Monday, May 5, 2014

Kick-Ass (Mezco)


Kick-Ass will forever be that comic book movie that we consistently ignored because we knew nothing about it. After finally getting around to seeing it, we kicked ourselves for not having seen it sooner.

Based on the comic book characters and story created and developed by Mark Miller, the film follows Dave Lizewski as he sets out to become a real life super hero. Unfortuantely for him, he can't fight, he's not menacing, and worst of all, no criminal will take him serious. That is until he meets up with the mysterous Big Daddy and Hit-Girl who show him that crime fighting isn't just a game to be played, but serious business with serious consiquences - Especially for the bad guys.

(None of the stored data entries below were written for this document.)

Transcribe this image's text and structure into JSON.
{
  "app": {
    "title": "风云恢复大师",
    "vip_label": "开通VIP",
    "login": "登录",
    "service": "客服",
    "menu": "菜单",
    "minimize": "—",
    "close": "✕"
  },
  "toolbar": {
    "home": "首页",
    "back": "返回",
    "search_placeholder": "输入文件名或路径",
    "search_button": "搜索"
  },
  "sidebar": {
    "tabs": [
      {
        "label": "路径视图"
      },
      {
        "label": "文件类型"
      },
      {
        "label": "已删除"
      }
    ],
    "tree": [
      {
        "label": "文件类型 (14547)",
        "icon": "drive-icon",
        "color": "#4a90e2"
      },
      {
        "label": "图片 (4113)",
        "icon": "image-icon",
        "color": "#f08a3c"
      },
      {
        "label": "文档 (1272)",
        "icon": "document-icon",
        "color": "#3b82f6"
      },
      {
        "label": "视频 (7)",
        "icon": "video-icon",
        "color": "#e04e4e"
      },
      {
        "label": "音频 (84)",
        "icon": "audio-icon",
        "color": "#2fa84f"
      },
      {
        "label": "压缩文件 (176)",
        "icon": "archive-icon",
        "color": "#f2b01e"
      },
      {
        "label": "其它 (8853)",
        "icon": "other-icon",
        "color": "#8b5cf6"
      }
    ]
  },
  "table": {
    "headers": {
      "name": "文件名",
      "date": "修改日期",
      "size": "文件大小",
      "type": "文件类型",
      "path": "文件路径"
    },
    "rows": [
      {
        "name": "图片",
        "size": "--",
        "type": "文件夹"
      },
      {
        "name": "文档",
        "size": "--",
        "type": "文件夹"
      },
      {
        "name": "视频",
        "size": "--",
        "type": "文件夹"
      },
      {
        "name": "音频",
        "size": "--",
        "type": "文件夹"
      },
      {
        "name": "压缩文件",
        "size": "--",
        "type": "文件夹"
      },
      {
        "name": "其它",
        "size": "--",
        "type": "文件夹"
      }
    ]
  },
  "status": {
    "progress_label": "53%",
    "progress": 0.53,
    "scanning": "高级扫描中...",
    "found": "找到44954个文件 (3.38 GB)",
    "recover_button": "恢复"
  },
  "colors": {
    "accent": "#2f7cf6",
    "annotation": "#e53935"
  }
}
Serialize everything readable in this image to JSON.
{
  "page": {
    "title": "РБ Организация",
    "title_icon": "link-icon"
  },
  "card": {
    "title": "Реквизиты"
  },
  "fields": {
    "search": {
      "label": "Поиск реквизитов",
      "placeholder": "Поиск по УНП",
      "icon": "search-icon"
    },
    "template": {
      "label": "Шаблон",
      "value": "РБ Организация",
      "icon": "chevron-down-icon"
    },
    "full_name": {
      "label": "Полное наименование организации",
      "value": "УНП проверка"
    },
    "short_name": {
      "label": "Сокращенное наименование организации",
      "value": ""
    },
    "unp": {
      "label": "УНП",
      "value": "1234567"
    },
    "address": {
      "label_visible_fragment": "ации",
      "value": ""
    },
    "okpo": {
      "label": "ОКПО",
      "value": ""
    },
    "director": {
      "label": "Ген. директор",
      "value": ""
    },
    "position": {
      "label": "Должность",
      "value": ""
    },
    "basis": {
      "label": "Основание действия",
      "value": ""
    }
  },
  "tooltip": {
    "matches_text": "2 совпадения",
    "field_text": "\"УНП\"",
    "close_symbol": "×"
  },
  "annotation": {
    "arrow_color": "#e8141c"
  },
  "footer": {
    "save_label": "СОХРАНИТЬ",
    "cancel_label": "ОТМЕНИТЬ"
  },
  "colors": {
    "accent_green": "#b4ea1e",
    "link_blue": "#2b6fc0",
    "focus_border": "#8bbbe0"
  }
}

In 2010, with the craze of comic book movies running strong, Universal and Lionsgate teamed up to produce a film based on the 2008 publication. Featuring a relatively unknown cast, with the exception of Nicholas Cage, the film debuted on March 26, 2010. It was immediately panned by advocate groups for it's gratuitous violence, and the very fowl mouth of it's then eleven year old actress Chloe Grace Moretz (Hit-Girl). In addition, some critics claimed the movie glorified violence and sexualized the young child actress. Though not all critic reviews were bad or against the film.

Mezco produced a very small line of figures based on both Kick-Ass and Hit-Girl to coincide with the film's release. Much to the dismay of collectors, the figures came pre posed with bent knees and necks which left little room for poses beyond what you see in the shots below.

Due to these stances, many collector's also had great issues with getting Hit-Girl to stand for more than a few minutes. The cuts in her leg for posing could never seem to come together to provide for a well balanced figure. As a result, she was often times on her back.

One of the smartest things that Mezco did for the series was to incorporate the characters over the double "S" of the title in a way of censoring it. They knew that retail stores would be hesitent to stock the toys, if not flat out refuse to should the packages be uncensored. They also censored the name of Kick-Ass himself by putting splotches of paint to resemble the double "S" in his name.


It was a shame to see that only these two figures were produced. A Big Daddy figure would have been an amazing item to have alongside these ones. It also wouldn't have hurt to have a couple of the "villains" from the film.